Retired Sgt. 1st Class Jimmy Novak has walked more than 1,400 miles since March 22.

"I've been through several struggles in my life and I wanted to have some time to reflect about what I've overcome and where I've been," Novak explained.

He said his service, including time in Iraq, was hard on him and still is, but he didn't say anything at the time.

"I was worried about stigma. I was worried that the infantry guys I worked with were going to think less of me," he said.

A VA study concluded 22 veterans die by suicide each day. Novak, a married father of three, could have been one of them.

"I was thinking suicidal thoughts. I had lethal means at my disposal. I had a plan, and I was doing rehearsals," he said.

But as he walked along K-32 preparing to cross the bridge into Missouri, only life was on his mind.

"Safety is my number one concern out here," Novak said.

He walks about 20 miles each day through all sorts of hazards and conditions. That included a severe thunderstorm warning on Wednesday that forced him to seek shelter in a Waffle House.

The waitress was happy to pay for his meal and give him money for the charities he's supporting: the American Foundation for Suicide Prevention and the Permission to Start Dreaming Foundation.

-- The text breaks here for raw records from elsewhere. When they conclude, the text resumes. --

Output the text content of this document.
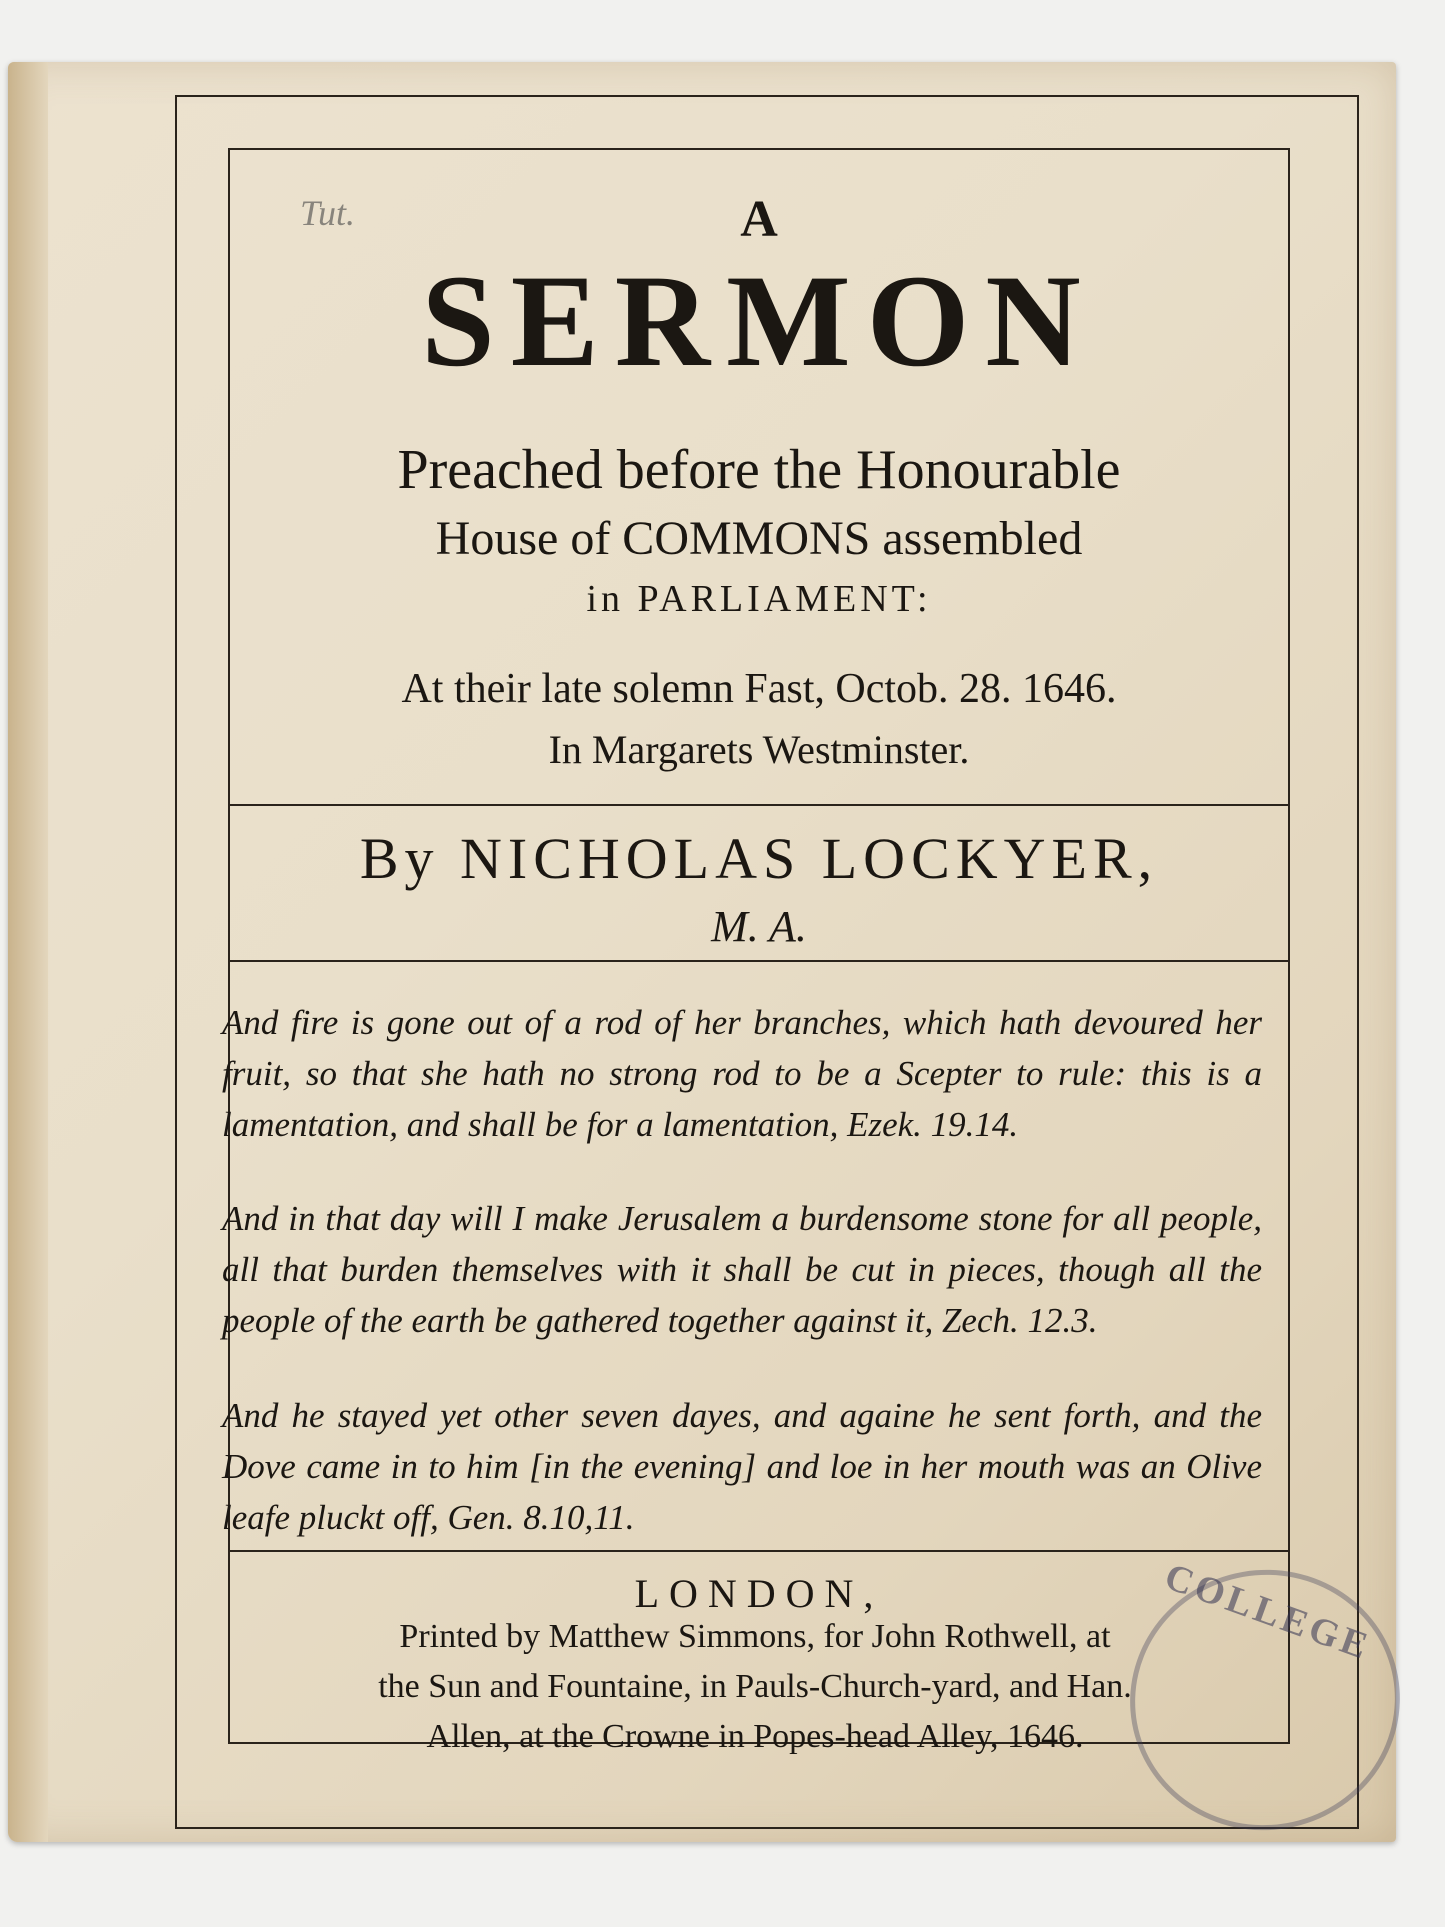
Tut.	A
SERMON
Preached before the Honourable
House of COMMONS assembled
in PARLIAMENT:
At their late solemn Fast, Octob. 28. 1646.
In Margarets Westminster.
By NICHOLAS LOCKYER,
M. A.
And fire is gone out of a rod of her branches, which hath devoured her fruit, so that she hath no strong rod to be a Scepter to rule: this is a lamentation, and shall be for a lamentation, Ezek. 19.14.
And in that day will I make Jerusalem a burdensome stone for all people, all that burden themselves with it shall be cut in pieces, though all the people of the earth be gathered together against it, Zech. 12.3.
And he stayed yet other seven dayes, and againe he sent forth, and the Dove came in to him [in the evening] and loe in her mouth was an Olive leafe pluckt off, Gen. 8.10,11.
LONDON,
Printed by Matthew Simmons, for John Rothwell, at
the Sun and Fountaine, in Pauls-Church-yard, and Han.
Allen, at the Crowne in Popes-head Alley, 1646.
COLLEGE
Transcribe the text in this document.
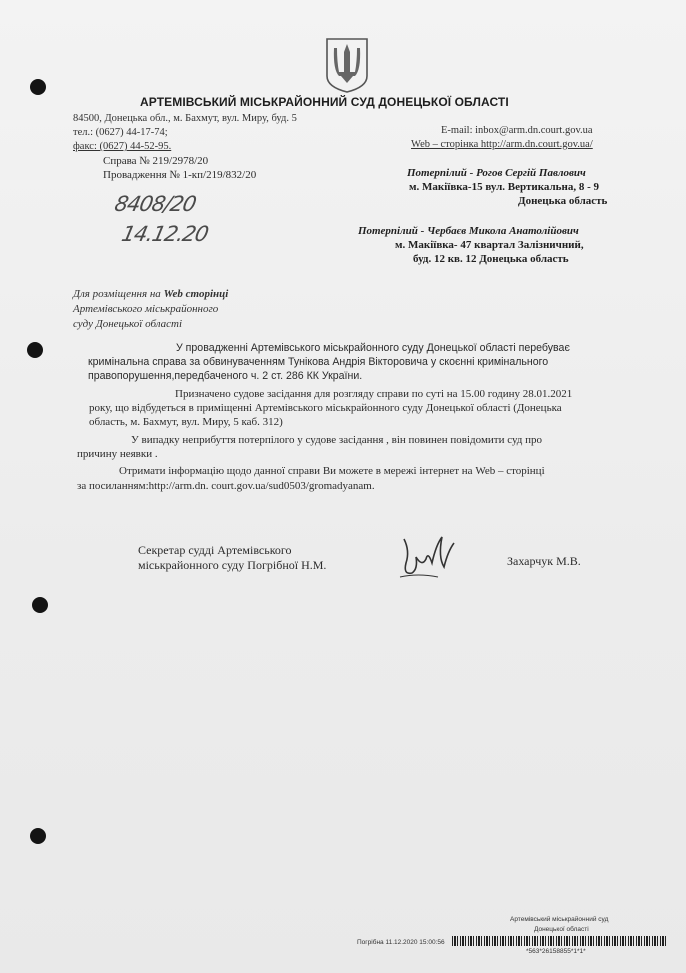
АРТЕМІВСЬКИЙ МІСЬКРАЙОННИЙ СУД ДОНЕЦЬКОЇ ОБЛАСТІ
84500, Донецька обл., м. Бахмут, вул. Миру, буд. 5
тел.: (0627) 44-17-74;
факс: (0627) 44-52-95.
E-mail: inbox@arm.dn.court.gov.ua
Web – сторінка http://arm.dn.court.gov.ua/
Справа № 219/2978/20
Провадження № 1-кп/219/832/20
8408/20
14.12.20
Потерпілий - Рогов Сергій Павлович
м. Макіївка-15 вул. Вертикальна, 8 - 9
Донецька область
Потерпілий - Чербаєв Микола Анатолійович
м. Макіївка- 47 квартал Залізничний,
буд. 12 кв. 12 Донецька область
Для розміщення на Web сторінці
Артемівського міськрайонного
суду Донецької області
У провадженні Артемівського міськрайонного суду Донецької області перебуває
кримінальна справа за обвинуваченням Тунікова Андрія Вікторовича у скоєнні кримінального
правопорушення,передбаченого ч. 2 ст. 286 КК України.
Призначено судове засідання для розгляду справи по суті на 15.00 годину 28.01.2021
року, що відбудеться в приміщенні Артемівського міськрайонного суду Донецької області (Донецька
область, м. Бахмут, вул. Миру, 5 каб. 312)
У випадку неприбуття потерпілого у судове засідання , він повинен повідомити суд про
причину неявки .
Отримати інформацію щодо данної справи Ви можете в мережі інтернет на Web – сторінці
за посиланням:http://arm.dn. court.gov.ua/sud0503/gromadyanam.
Секретар судді Артемівського
міськрайонного суду Погрібної Н.М.	Захарчук М.В.
Артемівський міськрайонний суд
Донецької області
Погрібна 11.12.2020 15:00:56
*563*26158855*1*1*
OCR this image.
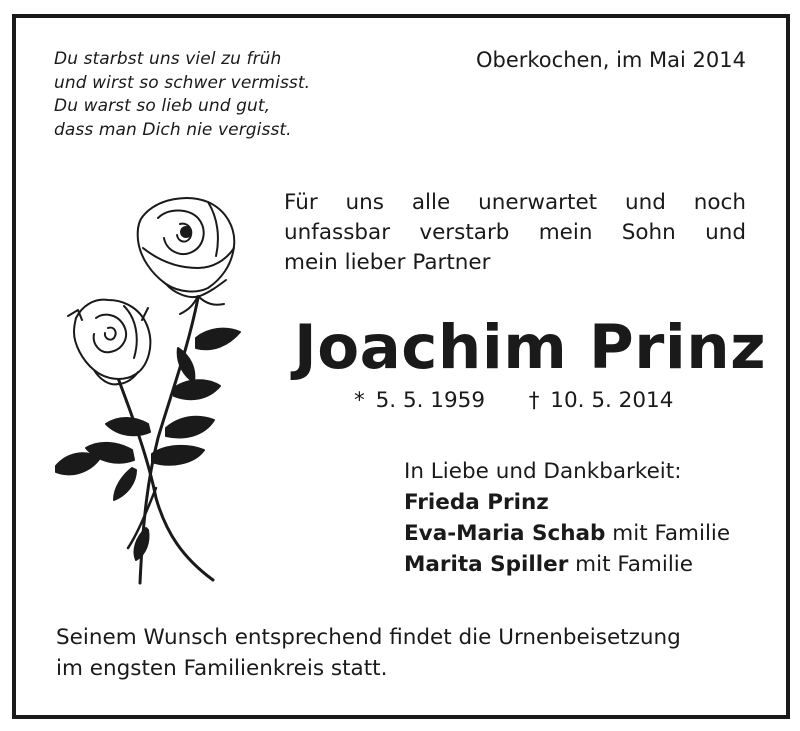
Du starbst uns viel zu früh
und wirst so schwer vermisst.
Du warst so lieb und gut,
dass man Dich nie vergisst.
Oberkochen, im Mai 2014
Für uns alle unerwartet und noch
unfassbar verstarb mein Sohn und
mein lieber Partner
Joachim Prinz
* 5. 5. 1959 † 10. 5. 2014
In Liebe und Dankbarkeit:
Frieda Prinz
Eva-Maria Schab mit Familie
Marita Spiller mit Familie
Seinem Wunsch entsprechend findet die Urnenbeisetzung
im engsten Familienkreis statt.
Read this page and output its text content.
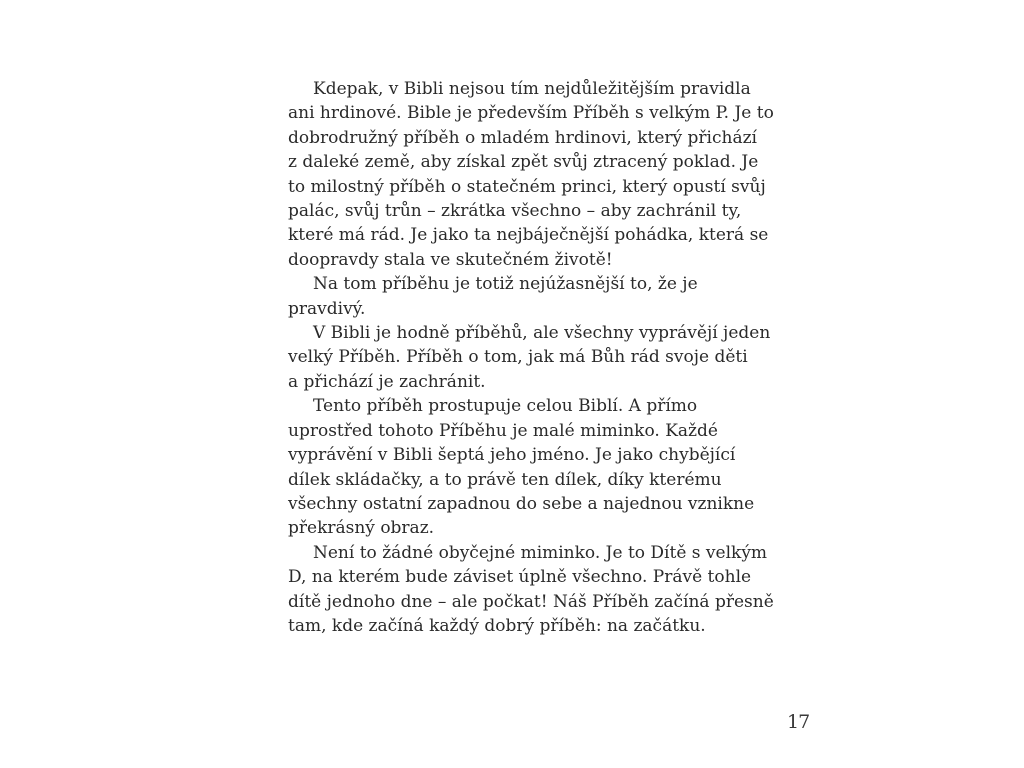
Kdepak, v Bibli nejsou tím nejdůležitějším pravidla
ani hrdinové. Bible je především Příběh s velkým P. Je to
dobrodružný příběh o mladém hrdinovi, který přichází
z daleké země, aby získal zpět svůj ztracený poklad. Je
to milostný příběh o statečném princi, který opustí svůj
palác, svůj trůn – zkrátka všechno – aby zachránil ty,
které má rád. Je jako ta nejbáječnější pohádka, která se
doopravdy stala ve skutečném životě!

Na tom příběhu je totiž nejúžasnější to, že je
pravdivý.

V Bibli je hodně příběhů, ale všechny vyprávějí jeden
velký Příběh. Příběh o tom, jak má Bůh rád svoje děti
a přichází je zachránit.

Tento příběh prostupuje celou Biblí. A přímo
uprostřed tohoto Příběhu je malé miminko. Každé
vyprávění v Bibli šeptá jeho jméno. Je jako chybějící
dílek skládačky, a to právě ten dílek, díky kterému
všechny ostatní zapadnou do sebe a najednou vznikne
překrásný obraz.

Není to žádné obyčejné miminko. Je to Dítě s velkým
D, na kterém bude záviset úplně všechno. Právě tohle
dítě jednoho dne – ale počkat! Náš Příběh začíná přesně
tam, kde začíná každý dobrý příběh: na začátku.

17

Novak handed her a card with information for the Veterans Crisis Line and the National Suicide Prevention Hotline.

"It's a people problem, and while I'm raising awareness for the veterans community, it's bigger than that," Novak said.

Then he was back on the road to the next person's home who's volunteered to put him up for the night. The American Legion has also provided many hotel stays.

The man that used to think about dying said each step, each person in each city, has restored his faith in humanity.

"It turns out there are a lot of people that care about veterans and that care about the suicide issue in general. I'm very blessed," Novak said.

Novak plans to end up at Disney World in August. Spirit Airlines is going to fly his family down to greet him and then fly him back home to Washington where he'll get back to work as a barista.